Как же мы раздулись от гордости! Даже косвенная причастность к столь

великому событию была для нас невообразимой честью. А бедняжка Оливия...

надобно вам сказать, что уж если моя мать не верила в существование каких-то

предметов или явлений, даже самые неопровержимые доказательства не могли

поколебать ее неверия. Так, во-первых, она не верила, что человек, носящий

фамилию Гамильтон, может быть плохим, а во-вторых, не верила, что существуют

самолеты. То, что она не раз видела их собственными глазами, не играло ни

малейшей роли - она все равно не верила.

Вспоминая, на что она решилась, я пытаюсь представить себе, какие она

при этом испытывала чувства. Душа ее, вероятно, цепенела от ужаса, потому

что разве можно полететь на чем-то, чего не существует? Если бы самолетную

прогулку ей уготовили в виде наказания, это было бы жестоко и несколько

необычно, но в данном случае полет предлагался ей как награда, как премия и

почесть. Заглядывая в наши сияющие глаза, мать, должно быть, видела там

восторженное благоговение и понимала, что попалась в ловушку. Не полететь

значило обмануть ожидания семьи. Ее загнали в тупик, единственным достойным

выходом из которого была смерть. Раз уж она решилась подняться к небу в

несуществующем предмете, то, видимо, даже не помышляла остаться в живых.

Оливия составила завещание - потратила на это немало времени и, чтобы

ее последняя воля имела законную силу, заверила документ у нотариуса. Затем

она открыла свою шкатулку красного дерева, где хранила письма мужа, начиная

с самых первых, написанных еще до помолвки. Оказывается, он писал ей стихи,

а мы и не подозревали. Разведя в плите огонь, она сожгла эти письма, все до

единого. Они были написаны ей, и она не желала, чтобы их прочел кто-то еще.

К дню полета она купила себе новое нижнее белье. Мысль о том, что, найдя ее

труп, люди увидят заштопанную или, хуже того, дырявую комбинацию, наполняла

ее ужасом. Возможно, все это время ей казалось, будто Мартин Хопс, кривя

широкий рот, глядит на нее своими застенчивыми глазами, и у Оливии было

ощущение, что она вроде как возмещает ему ущерб, причиненный утратой жизни.

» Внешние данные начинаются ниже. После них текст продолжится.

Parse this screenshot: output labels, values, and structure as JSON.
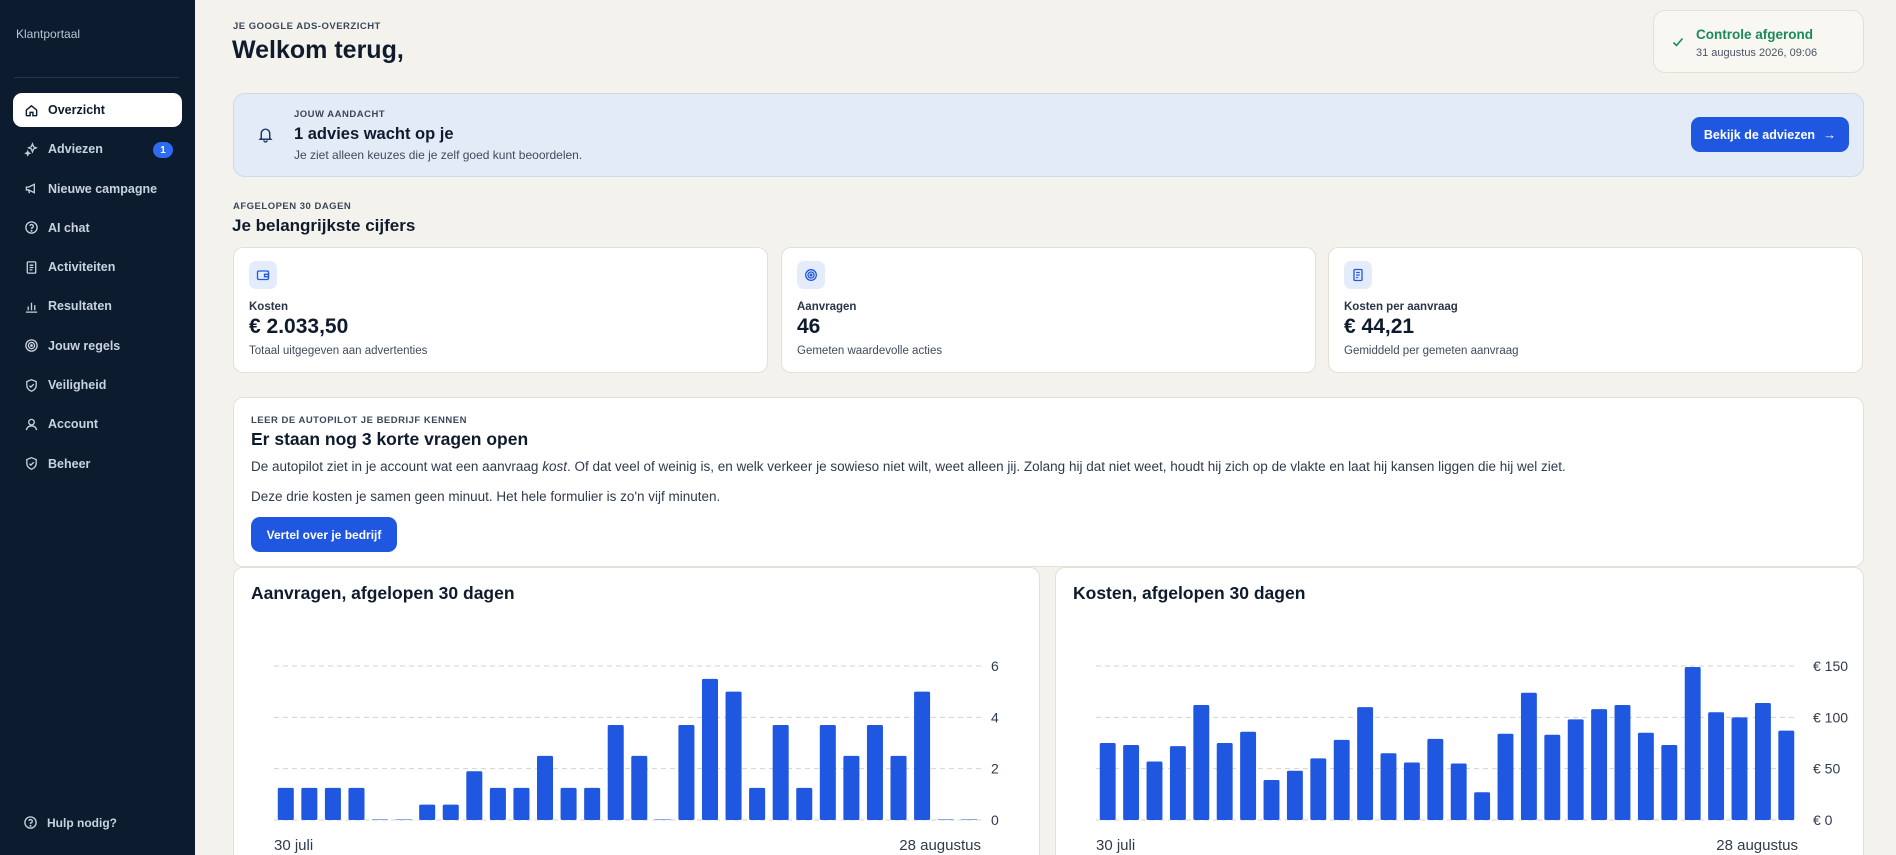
{
  "sidebar": {
    "portal_label": "Klantportaal",
    "items": [
      {
        "label": "Overzicht",
        "icon": "home-icon",
        "active": true
      },
      {
        "label": "Adviezen",
        "icon": "sparkle-icon",
        "badge": "1"
      },
      {
        "label": "Nieuwe campagne",
        "icon": "megaphone-icon"
      },
      {
        "label": "AI chat",
        "icon": "question-icon"
      },
      {
        "label": "Activiteiten",
        "icon": "document-icon"
      },
      {
        "label": "Resultaten",
        "icon": "bar-chart-icon"
      },
      {
        "label": "Jouw regels",
        "icon": "target-icon"
      },
      {
        "label": "Veiligheid",
        "icon": "shield-check-icon"
      },
      {
        "label": "Account",
        "icon": "user-icon"
      },
      {
        "label": "Beheer",
        "icon": "shield-check-icon"
      }
    ],
    "help_label": "Hulp nodig?"
  },
  "header": {
    "eyebrow": "JE GOOGLE ADS-OVERZICHT",
    "title": "Welkom terug,"
  },
  "status": {
    "title": "Controle afgerond",
    "timestamp": "31 augustus 2026, 09:06",
    "color": "#1b8a5a"
  },
  "banner": {
    "eyebrow": "JOUW AANDACHT",
    "title": "1 advies wacht op je",
    "subtitle": "Je ziet alleen keuzes die je zelf goed kunt beoordelen.",
    "button_label": "Bekijk de adviezen"
  },
  "metrics": {
    "eyebrow": "AFGELOPEN 30 DAGEN",
    "title": "Je belangrijkste cijfers",
    "cards": [
      {
        "icon": "wallet-icon",
        "label": "Kosten",
        "value": "€ 2.033,50",
        "sub": "Totaal uitgegeven aan advertenties"
      },
      {
        "icon": "target-icon",
        "label": "Aanvragen",
        "value": "46",
        "sub": "Gemeten waardevolle acties"
      },
      {
        "icon": "receipt-icon",
        "label": "Kosten per aanvraag",
        "value": "€ 44,21",
        "sub": "Gemiddeld per gemeten aanvraag"
      }
    ]
  },
  "learn": {
    "eyebrow": "LEER DE AUTOPILOT JE BEDRIJF KENNEN",
    "title": "Er staan nog 3 korte vragen open",
    "p1_before": "De autopilot ziet in je account wat een aanvraag ",
    "p1_em": "kost",
    "p1_after": ". Of dat veel of weinig is, en welk verkeer je sowieso niet wilt, weet alleen jij. Zolang hij dat niet weet, houdt hij zich op de vlakte en laat hij kansen liggen die hij wel ziet.",
    "p2": "Deze drie kosten je samen geen minuut. Het hele formulier is zo'n vijf minuten.",
    "button_label": "Vertel over je bedrijf"
  },
  "accent_color": "#1f57e0",
  "chart_data": [
    {
      "type": "bar",
      "title": "Aanvragen, afgelopen 30 dagen",
      "x_start_label": "30 juli",
      "x_end_label": "28 augustus",
      "yticks": [
        "0",
        "2",
        "4",
        "6"
      ],
      "ylim": [
        0,
        6
      ],
      "grid": true,
      "values": [
        1.25,
        1.25,
        1.25,
        1.25,
        0,
        0,
        0.6,
        0.6,
        1.9,
        1.25,
        1.25,
        2.5,
        1.25,
        1.25,
        3.7,
        2.5,
        0,
        3.7,
        5.5,
        5.0,
        1.25,
        3.7,
        1.25,
        3.7,
        2.5,
        3.7,
        2.5,
        5.0,
        0,
        0
      ]
    },
    {
      "type": "bar",
      "title": "Kosten, afgelopen 30 dagen",
      "x_start_label": "30 juli",
      "x_end_label": "28 augustus",
      "yticks": [
        "€ 0",
        "€ 50",
        "€ 100",
        "€ 150"
      ],
      "ylim": [
        0,
        150
      ],
      "grid": true,
      "values": [
        75,
        73,
        57,
        72,
        112,
        75,
        86,
        39,
        48,
        60,
        78,
        110,
        65,
        56,
        79,
        55,
        27,
        84,
        124,
        83,
        98,
        108,
        112,
        85,
        73,
        149,
        105,
        100,
        114,
        87
      ]
    }
  ]
}
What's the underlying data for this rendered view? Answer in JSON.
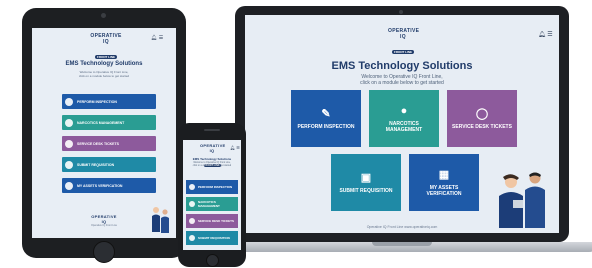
{
  "brand": {
    "logo_text": "OPERATIVE IQ",
    "logo_tagline": "FRONT LINE"
  },
  "colors": {
    "blue": "#1e5aa8",
    "teal": "#2a9d93",
    "purple": "#8d5a9c",
    "cyan": "#1f8aa6",
    "navy": "#213c6a"
  },
  "header_icons": [
    "bell-icon",
    "menu-icon"
  ],
  "laptop": {
    "title": "EMS Technology Solutions",
    "subtitle": "Welcome to Operative IQ Front Line,",
    "subtitle2": "click on a module below to get started",
    "tiles": [
      {
        "label": "PERFORM INSPECTION",
        "icon": "clipboard-edit-icon"
      },
      {
        "label": "NARCOTICS MANAGEMENT",
        "icon": "pills-icon"
      },
      {
        "label": "SERVICE DESK TICKETS",
        "icon": "service-desk-icon"
      },
      {
        "label": "SUBMIT REQUISITION",
        "icon": "cart-icon"
      },
      {
        "label": "MY ASSETS VERIFICATION",
        "icon": "box-icon"
      }
    ],
    "footer": "Operative IQ Front Line www.operativeiq.com"
  },
  "tablet": {
    "title": "EMS Technology Solutions",
    "subtitle": "Welcome to Operative IQ Front Line,",
    "subtitle2": "click on a module below to get started",
    "buttons": [
      {
        "label": "PERFORM INSPECTION"
      },
      {
        "label": "NARCOTICS MANAGEMENT"
      },
      {
        "label": "SERVICE DESK TICKETS"
      },
      {
        "label": "SUBMIT REQUISITION"
      },
      {
        "label": "MY ASSETS VERIFICATION"
      }
    ],
    "footer": "Operative IQ Front Line"
  },
  "phone": {
    "buttons": [
      {
        "label": "PERFORM INSPECTION"
      },
      {
        "label": "NARCOTICS MANAGEMENT"
      },
      {
        "label": "SERVICE DESK TICKETS"
      },
      {
        "label": "SUBMIT REQUISITION"
      }
    ]
  }
}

С нами она в эти дни была очень ласковой и не замечала на кухонном полотенце

жирных пятен от плохо вымытых тарелок. Триумфальное событие намечалось

провести на Салинасском ипподроме. Нас туда повезли на армейском автомобиле,

мы ликовали от сознания своей исключительности и, наверно, на самых пышных

похоронах держались бы менее торжественно. Наш отец работал на сахарном

заводе "Спрекла" в пяти милях от города и не смог отпроситься, а может быть,

сам не захотел ехать, боясь, что не вынесет нервного напряжения. Но Оливия,

пригрозив, что вообще не сядет в самолет, заранее договорилась, чтобы

сначала - летчик попытался долететь до сахарного завода, а уж потом,

пожалуйста, они могут разбиться.

Теперь-то я понимаю, что сотни людей, собравшихся на ипподроме, пришли

просто поглазеть на самолет, но тогда мы были уверены, что они явились

воздать почести нашей матери. Оливия была невысокого роста и с возрастом

располнела. Нам пришлось помогать ей, когда она вылезала из машины.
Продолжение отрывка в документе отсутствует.